L’exemple australien

•• « Si la prohibition ne peut venir à bout des vices humains, il est souvent avancé que la taxation le pourrait. Les intentions des États sont ici parfaitement illisibles. La taxation apparaît comme un compromis entre des intérêts puissants et un affichage de prévention. Pour autant, les avocats des taxes comportementales répondent par l’argument du niveau de taxation. Si celui-ci est très élevé, disent-ils, la consommation baisse. C’est déjà une concession, puisque personne ne s’aventure à pronostiquer une disparition du tabac fumé… Néanmoins, ces avocats ont de sérieux arguments, en particulier l’expérience australienne. Un continent isolé par la mer et de culture anglo-saxonne a réussi à infléchir sérieusement la consommation, en augmentant les taxes jusqu’à rendre le paquet de cigarettes très cher. Mais ce n’est pas du tout la situation de la France. Si bien que, en Europe, force est de constater que les taxes ne peuvent venir à bout des vices.

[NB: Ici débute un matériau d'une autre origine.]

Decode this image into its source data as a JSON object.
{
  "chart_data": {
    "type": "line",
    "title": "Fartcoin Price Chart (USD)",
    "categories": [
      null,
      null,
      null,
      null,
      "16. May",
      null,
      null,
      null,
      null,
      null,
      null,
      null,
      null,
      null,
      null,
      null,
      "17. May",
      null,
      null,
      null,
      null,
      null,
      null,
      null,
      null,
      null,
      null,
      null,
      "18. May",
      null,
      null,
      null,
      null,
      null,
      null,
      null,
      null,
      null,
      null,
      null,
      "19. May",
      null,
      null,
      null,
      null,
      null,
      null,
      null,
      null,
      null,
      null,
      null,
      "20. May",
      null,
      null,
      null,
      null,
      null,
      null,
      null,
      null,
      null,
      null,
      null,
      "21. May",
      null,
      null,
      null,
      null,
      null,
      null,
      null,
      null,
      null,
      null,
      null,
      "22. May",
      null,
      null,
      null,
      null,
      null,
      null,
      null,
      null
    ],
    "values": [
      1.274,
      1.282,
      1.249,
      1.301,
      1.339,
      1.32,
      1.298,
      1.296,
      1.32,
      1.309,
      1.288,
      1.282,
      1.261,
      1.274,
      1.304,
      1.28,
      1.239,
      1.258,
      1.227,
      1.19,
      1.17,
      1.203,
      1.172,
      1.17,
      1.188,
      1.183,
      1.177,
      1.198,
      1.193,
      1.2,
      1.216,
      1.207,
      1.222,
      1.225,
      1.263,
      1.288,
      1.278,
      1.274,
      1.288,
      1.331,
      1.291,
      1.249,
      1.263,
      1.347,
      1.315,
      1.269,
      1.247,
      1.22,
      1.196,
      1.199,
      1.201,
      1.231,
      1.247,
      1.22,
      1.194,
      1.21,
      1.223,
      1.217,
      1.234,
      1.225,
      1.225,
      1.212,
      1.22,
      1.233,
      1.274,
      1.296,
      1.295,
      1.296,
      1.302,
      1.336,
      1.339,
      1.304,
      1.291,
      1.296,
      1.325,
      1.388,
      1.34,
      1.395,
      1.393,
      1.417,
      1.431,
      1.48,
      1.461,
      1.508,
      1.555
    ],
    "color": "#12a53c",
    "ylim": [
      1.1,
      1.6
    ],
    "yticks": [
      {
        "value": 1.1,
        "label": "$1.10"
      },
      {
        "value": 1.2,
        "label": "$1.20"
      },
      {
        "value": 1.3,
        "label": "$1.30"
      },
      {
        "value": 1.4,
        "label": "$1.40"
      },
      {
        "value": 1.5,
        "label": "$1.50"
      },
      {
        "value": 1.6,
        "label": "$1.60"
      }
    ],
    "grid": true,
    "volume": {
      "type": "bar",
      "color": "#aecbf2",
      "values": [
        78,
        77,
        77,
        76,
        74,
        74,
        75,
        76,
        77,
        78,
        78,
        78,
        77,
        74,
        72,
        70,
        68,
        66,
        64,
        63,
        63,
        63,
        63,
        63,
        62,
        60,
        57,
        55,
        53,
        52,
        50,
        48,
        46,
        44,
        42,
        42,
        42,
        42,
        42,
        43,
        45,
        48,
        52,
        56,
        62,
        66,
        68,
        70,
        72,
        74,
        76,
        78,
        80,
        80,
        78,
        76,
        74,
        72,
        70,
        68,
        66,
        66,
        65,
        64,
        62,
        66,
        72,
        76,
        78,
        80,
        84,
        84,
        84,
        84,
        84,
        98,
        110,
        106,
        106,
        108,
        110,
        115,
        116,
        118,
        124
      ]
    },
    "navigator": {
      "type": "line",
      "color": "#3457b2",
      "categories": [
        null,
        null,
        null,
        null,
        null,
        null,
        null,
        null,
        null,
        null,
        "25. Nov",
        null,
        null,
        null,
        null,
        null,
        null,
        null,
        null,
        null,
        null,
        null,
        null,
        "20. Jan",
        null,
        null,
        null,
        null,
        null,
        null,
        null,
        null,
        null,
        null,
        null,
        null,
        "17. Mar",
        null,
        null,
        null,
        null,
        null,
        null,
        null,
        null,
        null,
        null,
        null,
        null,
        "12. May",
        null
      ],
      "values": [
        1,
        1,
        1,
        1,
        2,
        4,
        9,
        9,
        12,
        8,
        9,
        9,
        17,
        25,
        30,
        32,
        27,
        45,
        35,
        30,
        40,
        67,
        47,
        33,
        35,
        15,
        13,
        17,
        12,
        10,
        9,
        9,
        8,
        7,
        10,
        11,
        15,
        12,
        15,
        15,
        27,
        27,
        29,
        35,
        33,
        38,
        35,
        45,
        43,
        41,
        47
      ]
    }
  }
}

•• « En théorie économique, la taxation supplémentaire des substances addictives a un fondement parfaitement légitime : celui des externalités. La consommation de tabac produit des effets que le marché n’internalise pas dans le prix. La médecine connaît avec précision les maladies induites par le tabac. Le coût des soins dus aux complications du tabac est payé par d’autres, dans le cadre de la mutualisation de l’Assurance-maladie ou des impôts. Ces externalités négatives sont en partie seulement compensées par la moindre espérance de vie qui fait que les pensions ne sont plus versées. Grace à l’exhaustivité des données de soins et à leur précision, nous pouvons effectivement calculer l’équation des externalités.

« C’est pourquoi la taxation « pigouvienne » – du nom de l’économiste britannique Arthur Cecil Pigou (1877-1959) – qui la décrivit dans son ouvrage de 1920, The Economics of Welfare (Macmillan), est rationnelle. Elle permet de combiner liberté individuelle et conséquences économiques.

« Mais, dans ce domaine, et à supposer que la taxe supplémentaire sur le tabac devienne pigouvienne (c’est-à-dire calculée en fonction du coût des externalités), il y a, en France, une situation exceptionnelle. La taxation du tabac est en effet loin de se faire au profit des soins ou de la prévention. Elle a servi et sert encore de bouche-trou dans les budgets -sociaux non financés que l’État invente au gré de nécessités souvent électorales. Car il s’agit d’octroyer des « droits à » sans en avoir le financement nécessaire.

•• « Ainsi, en 2000, le Fonds de financement de la réforme des cotisations sociales a bénéficié des faveurs de l’Etat, pourtant bien en mal de trouver le financement nécessaire. Ce fonds s’est ainsi vu attribuer 85,5 % du produit du « droit de consommation » sur les tabacs manufacturés. En 2012, pas moins de 11 affectataires se sont partagé les 11,13 milliards d’euros de ce produit, pour des fractions allant de 53,52 % pour la Caisse nationale d’assurance-maladie, à 0,31 % pour le Fonds de cessation anticipée d’activité des travailleurs de l’amiante.

« Si la taxation n’est pas une solution aux vices des citoyens, on s’aperçoit qu’elle peut être la porte ouverte au vice de l’État, qui détourne l’argent prélevé sur la base de motifs bien intentionnés pour en faire des ressources fiscales destinées à financer sa politique ».